Weeping at a Stranger's Funeral has done the impossible-made an odyssey of the mind that is just as compelling as the eponymous one, only McDowell never leaves home. His ships and sorceresses and capricious gods are domestic. In this amazing undertaking, the poet regards his life, addressing his imagination,...thrilling us with aphorisms that pierce and pervert. "Pigeons can't tell the difference between night and a vision of night," McDowell writes. The difference makes no difference, he suggests, and that's what makes this book, which is both odyssey and tapestry, poetry at its best.
In these stunningly mosaic-worked poems, Gary L. McDowell pieces together the fractured quotidian bits of familial relationships and loss, place, and domestic ritual. In paratactic shards and glittering non sequiturs, this art of assembly is both recuperative and illusory, and like traditional Japanese ceramicists who aggrandized the fault-lines by gilding cracks and breaks in pots, the spaces between McDowell's rivetingly attentive lines in Weeping at a Stranger's Funeral allow in breath, light, river, and sky.
-Lee Ann Roripaugh
The way to tell a story is to circle the story, reporting flashbacks and definitions, interrupting with domestic news flashes and small factoids. Also, be mindful of the narrative that is the present tense of the story's telling. Whatever comes along, in other words. These assemblages, accumulations of disparate detail (images, quotes from numerous other texts), flare up in the mind as the TRUTH, since language best stumbles its way toward insight and self-revelation. "All lies have basic truths in common," writes McDowell in Weeping at a Stranger's Funeral, a book full of dead-on specifics, luminous miscomprehensions, and portentous sounding approximations. Not one line in this collection of dispatches does less than delight and amaze.

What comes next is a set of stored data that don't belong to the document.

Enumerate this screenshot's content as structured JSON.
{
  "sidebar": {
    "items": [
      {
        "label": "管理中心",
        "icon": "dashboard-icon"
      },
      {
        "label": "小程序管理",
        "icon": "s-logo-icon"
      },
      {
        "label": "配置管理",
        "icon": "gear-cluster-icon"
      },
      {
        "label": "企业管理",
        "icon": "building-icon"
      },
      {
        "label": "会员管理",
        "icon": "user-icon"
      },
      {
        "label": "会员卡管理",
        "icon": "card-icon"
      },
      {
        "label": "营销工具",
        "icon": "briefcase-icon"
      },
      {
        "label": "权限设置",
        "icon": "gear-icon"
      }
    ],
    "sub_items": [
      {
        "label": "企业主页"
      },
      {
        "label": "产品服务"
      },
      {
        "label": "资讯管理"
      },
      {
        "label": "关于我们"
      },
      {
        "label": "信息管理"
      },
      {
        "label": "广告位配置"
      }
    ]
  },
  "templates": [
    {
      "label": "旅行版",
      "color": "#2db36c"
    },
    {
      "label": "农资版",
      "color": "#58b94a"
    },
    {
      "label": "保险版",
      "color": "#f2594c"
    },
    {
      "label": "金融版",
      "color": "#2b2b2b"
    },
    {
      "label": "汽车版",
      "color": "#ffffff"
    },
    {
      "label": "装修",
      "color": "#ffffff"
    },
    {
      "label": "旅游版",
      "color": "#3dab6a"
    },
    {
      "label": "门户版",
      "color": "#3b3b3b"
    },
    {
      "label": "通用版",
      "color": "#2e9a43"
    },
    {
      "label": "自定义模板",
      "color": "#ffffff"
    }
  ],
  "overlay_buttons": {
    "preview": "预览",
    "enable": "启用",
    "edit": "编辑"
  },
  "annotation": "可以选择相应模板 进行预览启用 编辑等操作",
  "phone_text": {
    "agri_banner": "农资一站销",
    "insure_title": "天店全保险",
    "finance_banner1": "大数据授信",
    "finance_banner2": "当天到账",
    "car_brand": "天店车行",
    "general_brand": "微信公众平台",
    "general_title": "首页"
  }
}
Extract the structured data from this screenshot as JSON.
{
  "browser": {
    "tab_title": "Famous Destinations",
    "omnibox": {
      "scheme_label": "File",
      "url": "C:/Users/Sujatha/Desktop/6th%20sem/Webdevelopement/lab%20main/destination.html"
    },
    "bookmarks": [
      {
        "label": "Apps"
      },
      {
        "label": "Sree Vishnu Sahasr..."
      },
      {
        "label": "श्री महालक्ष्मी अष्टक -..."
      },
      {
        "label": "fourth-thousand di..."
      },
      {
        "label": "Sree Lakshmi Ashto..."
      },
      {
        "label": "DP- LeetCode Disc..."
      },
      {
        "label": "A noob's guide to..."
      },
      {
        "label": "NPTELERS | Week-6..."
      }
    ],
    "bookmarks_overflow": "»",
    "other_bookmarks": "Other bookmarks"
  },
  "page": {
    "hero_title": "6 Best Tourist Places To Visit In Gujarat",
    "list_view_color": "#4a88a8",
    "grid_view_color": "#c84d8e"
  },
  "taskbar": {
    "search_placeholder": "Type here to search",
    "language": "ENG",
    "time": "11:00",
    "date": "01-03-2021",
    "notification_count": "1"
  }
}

McDowell's poems are wise and hilarious. I couldn't stop reading them.
-David Dodd Lee
Gary L. McDowell is the author of Weeping at a Stranger's Funeral and American Amen (Dream Horse Press) and co-editor of The Rose Metal Press Field Guide to Prose Poetry (Rose Metal Press). He lives in Nashville, TN with his family where he is an assistant professor of English at Belmont University.